There are still concerns about who is accountable for ESG, but a broader acceptance of the topic and its integration into corporate culture as opposed to silos can only be beneficial.

Key Takeaways:

“The key messages have landed but we need to think what else we need to do to ensure that we share knowledge with each other in a clear and easy way” – Nicole Lonsdale, chief client officer, Kinetic.

“It’s always going to come down to effectiveness so if there’s a way of feeding the importance of sustainability and ESG into the econometrics then it can start to affect high level decision making”
– Pia Kingan, media strategy director, Sky.  

“Until ESG matters to the majority of our audience or is regulated, brands won’t really make decisions based on it” – Jawad Safdar, growth marketing director, international, WEX Inc.  

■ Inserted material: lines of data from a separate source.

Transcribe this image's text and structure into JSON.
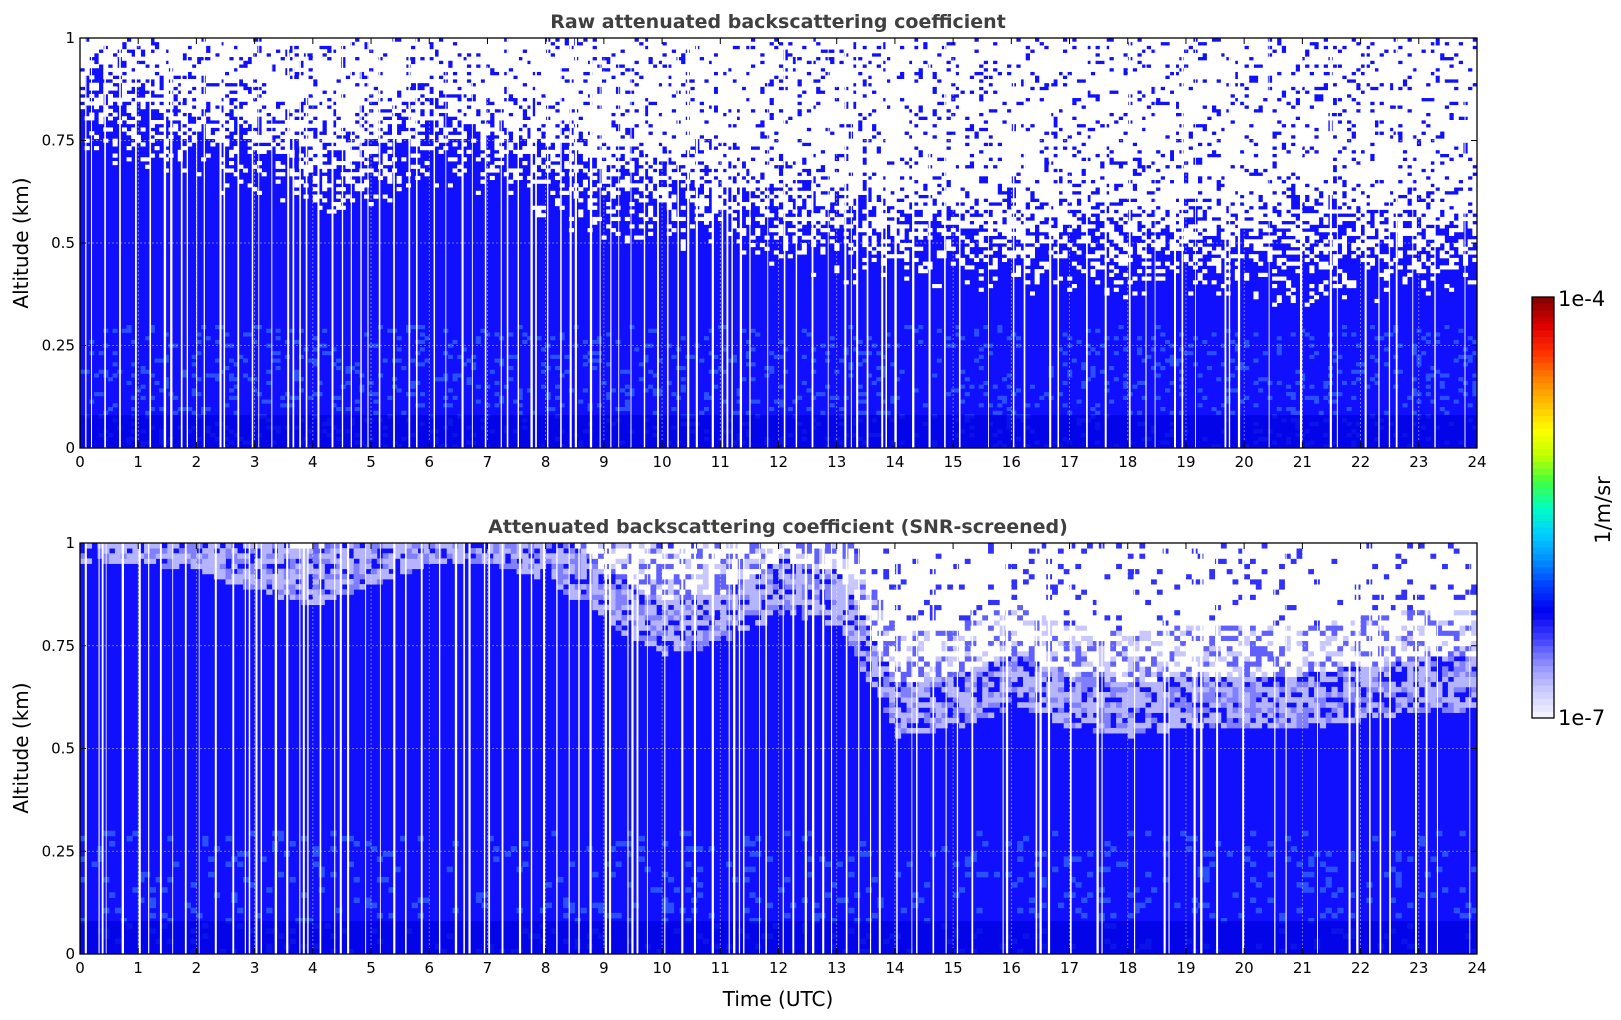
{
  "chart_data": [
    {
      "type": "heatmap",
      "title": "Raw attenuated backscattering coefficient",
      "xlabel": "",
      "ylabel": "Altitude (km)",
      "xlim": [
        0,
        24
      ],
      "ylim": [
        0,
        1
      ],
      "x_ticks": [
        "0",
        "1",
        "2",
        "3",
        "4",
        "5",
        "6",
        "7",
        "8",
        "9",
        "10",
        "11",
        "12",
        "13",
        "14",
        "15",
        "16",
        "17",
        "18",
        "19",
        "20",
        "21",
        "22",
        "23",
        "24"
      ],
      "y_ticks": [
        "0",
        "0.25",
        "0.5",
        "0.75",
        "1"
      ],
      "grid": true,
      "variant": "raw",
      "noise_altitude_by_hour": [
        0.82,
        0.8,
        0.75,
        0.72,
        0.65,
        0.68,
        0.75,
        0.72,
        0.66,
        0.62,
        0.6,
        0.58,
        0.55,
        0.52,
        0.5,
        0.5,
        0.49,
        0.48,
        0.47,
        0.46,
        0.46,
        0.46,
        0.47,
        0.47,
        0.47
      ]
    },
    {
      "type": "heatmap",
      "title": "Attenuated backscattering coefficient (SNR-screened)",
      "xlabel": "Time (UTC)",
      "ylabel": "Altitude (km)",
      "xlim": [
        0,
        24
      ],
      "ylim": [
        0,
        1
      ],
      "x_ticks": [
        "0",
        "1",
        "2",
        "3",
        "4",
        "5",
        "6",
        "7",
        "8",
        "9",
        "10",
        "11",
        "12",
        "13",
        "14",
        "15",
        "16",
        "17",
        "18",
        "19",
        "20",
        "21",
        "22",
        "23",
        "24"
      ],
      "y_ticks": [
        "0",
        "0.25",
        "0.5",
        "0.75",
        "1"
      ],
      "grid": true,
      "variant": "screened",
      "screen_top_by_hour": [
        1.0,
        1.0,
        0.98,
        0.93,
        0.9,
        0.95,
        1.0,
        1.0,
        0.96,
        0.85,
        0.78,
        0.8,
        0.88,
        0.85,
        0.58,
        0.6,
        0.65,
        0.6,
        0.58,
        0.6,
        0.6,
        0.6,
        0.62,
        0.64,
        0.64
      ]
    }
  ],
  "colorbar": {
    "label": "1/m/sr",
    "max_label": "1e-4",
    "min_label": "1e-7",
    "colormap": [
      "#f2f2ff",
      "#c8c8ff",
      "#8c8cff",
      "#3c3cff",
      "#0000f0",
      "#0040ff",
      "#0090ff",
      "#00d0ff",
      "#00ffc0",
      "#40ff40",
      "#c0ff00",
      "#ffff00",
      "#ffc000",
      "#ff8000",
      "#ff3000",
      "#e00000",
      "#8b0000"
    ]
  }
}
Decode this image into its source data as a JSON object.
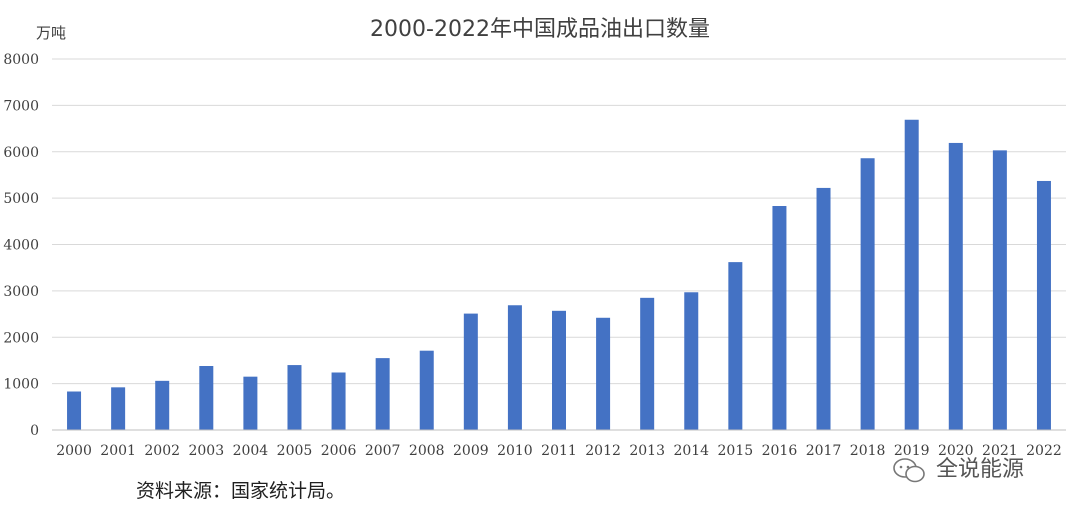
{
  "chart_data": {
    "type": "bar",
    "title": "2000-2022年中国成品油出口数量",
    "unit_label": "万吨",
    "categories": [
      "2000",
      "2001",
      "2002",
      "2003",
      "2004",
      "2005",
      "2006",
      "2007",
      "2008",
      "2009",
      "2010",
      "2011",
      "2012",
      "2013",
      "2014",
      "2015",
      "2016",
      "2017",
      "2018",
      "2019",
      "2020",
      "2021",
      "2022"
    ],
    "values": [
      830,
      920,
      1060,
      1380,
      1150,
      1400,
      1240,
      1550,
      1710,
      2510,
      2690,
      2570,
      2420,
      2850,
      2970,
      3620,
      4830,
      5220,
      5860,
      6690,
      6190,
      6030,
      5370
    ],
    "y_ticks": [
      "0",
      "1000",
      "2000",
      "3000",
      "4000",
      "5000",
      "6000",
      "7000",
      "8000"
    ],
    "ylim": [
      0,
      8000
    ],
    "bar_color": "#4472C4",
    "grid": true
  },
  "source_note": "资料来源：国家统计局。",
  "watermark": {
    "text": "全说能源",
    "icon": "wechat-icon"
  }
}
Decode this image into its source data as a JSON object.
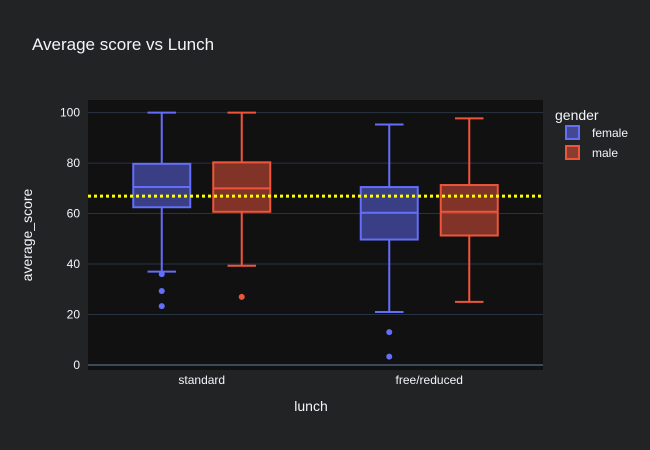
{
  "chart_data": {
    "type": "box",
    "title": "Average score vs Lunch",
    "xlabel": "lunch",
    "ylabel": "average_score",
    "categories": [
      "standard",
      "free/reduced"
    ],
    "ylim": [
      -2,
      105
    ],
    "yticks": [
      0,
      20,
      40,
      60,
      80,
      100
    ],
    "grid": true,
    "legend": {
      "title": "gender",
      "placement": "right"
    },
    "reference_line": {
      "y": 66.9,
      "color": "#ffff00",
      "style": "dotted"
    },
    "series": [
      {
        "name": "female",
        "color": "#636efa",
        "boxes": [
          {
            "category": "standard",
            "lower_fence": 37,
            "q1": 62.5,
            "median": 70.5,
            "q3": 79.7,
            "upper_fence": 100,
            "outliers": [
              36,
              29.3,
              23.3
            ]
          },
          {
            "category": "free/reduced",
            "lower_fence": 21,
            "q1": 49.7,
            "median": 60.3,
            "q3": 70.5,
            "upper_fence": 95.3,
            "outliers": [
              13,
              3.3
            ]
          }
        ]
      },
      {
        "name": "male",
        "color": "#ef553b",
        "boxes": [
          {
            "category": "standard",
            "lower_fence": 39.3,
            "q1": 60.7,
            "median": 70,
            "q3": 80.3,
            "upper_fence": 100,
            "outliers": [
              27
            ]
          },
          {
            "category": "free/reduced",
            "lower_fence": 25,
            "q1": 51.3,
            "median": 60.7,
            "q3": 71.3,
            "upper_fence": 97.7,
            "outliers": []
          }
        ]
      }
    ]
  }
}
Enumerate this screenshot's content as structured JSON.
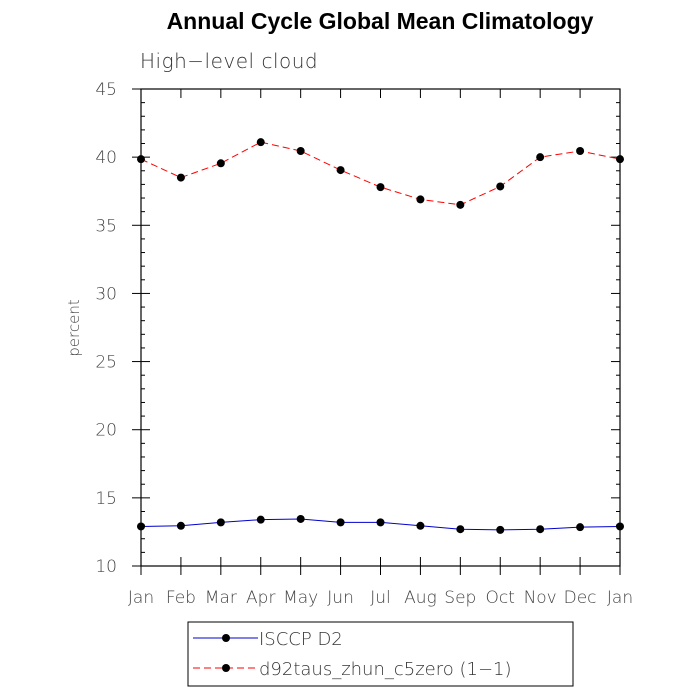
{
  "chart_data": {
    "type": "line",
    "title": "Annual Cycle Global Mean Climatology",
    "subtitle": "High−level cloud",
    "xlabel": "",
    "ylabel": "percent",
    "ylim": [
      10,
      45
    ],
    "yticks": [
      10,
      15,
      20,
      25,
      30,
      35,
      40,
      45
    ],
    "categories": [
      "Jan",
      "Feb",
      "Mar",
      "Apr",
      "May",
      "Jun",
      "Jul",
      "Aug",
      "Sep",
      "Oct",
      "Nov",
      "Dec",
      "Jan"
    ],
    "series": [
      {
        "name": "ISCCP D2",
        "color": "#0000cc",
        "style": "solid",
        "values": [
          12.9,
          12.95,
          13.2,
          13.4,
          13.45,
          13.2,
          13.2,
          12.95,
          12.7,
          12.65,
          12.7,
          12.85,
          12.9
        ]
      },
      {
        "name": "d92taus_zhun_c5zero (1−1)",
        "color": "#ff0000",
        "style": "dashed",
        "values": [
          39.85,
          38.5,
          39.55,
          41.1,
          40.45,
          39.05,
          37.8,
          36.9,
          36.5,
          37.85,
          40.0,
          40.45,
          39.85
        ]
      }
    ],
    "grid": false,
    "legend_position": "bottom-center"
  }
}
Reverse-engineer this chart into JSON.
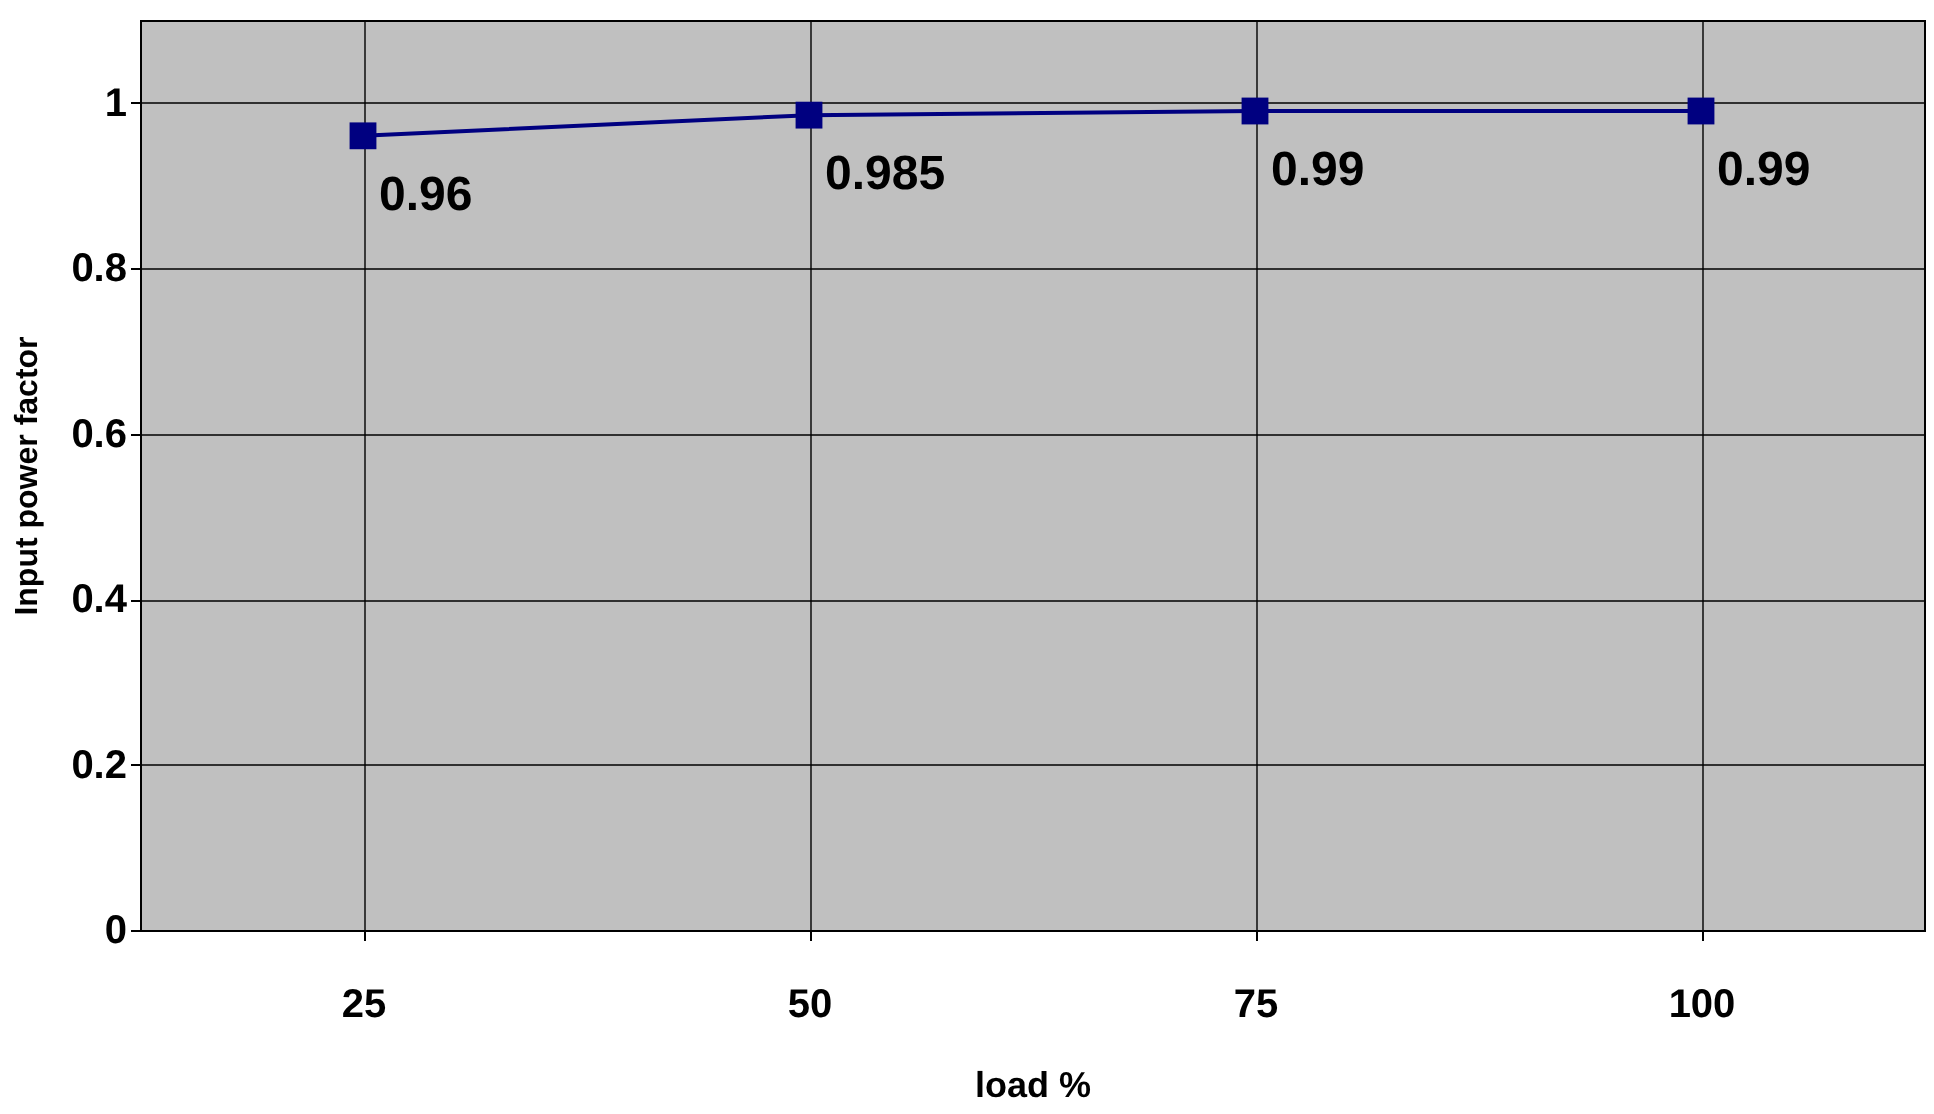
{
  "chart_data": {
    "type": "line",
    "xlabel": "load %",
    "ylabel": "Input power factor",
    "categories": [
      "25",
      "50",
      "75",
      "100"
    ],
    "series": [
      {
        "color": "#000080",
        "values": [
          0.96,
          0.985,
          0.99,
          0.99
        ]
      }
    ],
    "ylim": [
      0,
      1.1
    ],
    "yticks": [
      0,
      0.2,
      0.4,
      0.6,
      0.8,
      1
    ],
    "grid": true,
    "marker": "square",
    "line_style": "solid",
    "data_labels": true,
    "legend": false
  }
}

“Carbon and environmental impact are really tough to figure out. Think about media and its impact on the world around more broadly and how OOH contributes to the ecosystem. There are media that do and media that don’t and as an industry we should be focusing on the media that puts value back in rather than extracts it” – Dan Plant, chief strategy officer, Starcom.  

“People would not have had these conversations a few years ago, but we need to do more to make brands informed about what we do around sustainability. I hope we reach a tipping point where calculators do what we need them to do” – Chris Dooley, head of social impact, JCDecaux.  
“There is a clear passion about this space which inspires you to be louder and push the key decision makers more and be more vocal to get action off the ground” – James Thompson, executive director, Manning Gottlieb OMD.  

“There’s a lot of comfort that this is becoming a common conversation now and not a couple of us in a cupboard. But we need to watch that it doesn’t just become a conversation among ourselves and that it includes the customers” – Scott Somerville, chief marketing officer, EON.  

“It will take transparency and standardization of information to allow us to justify change”
– Ollie Joyce, global chief transformation officer, Mindshare.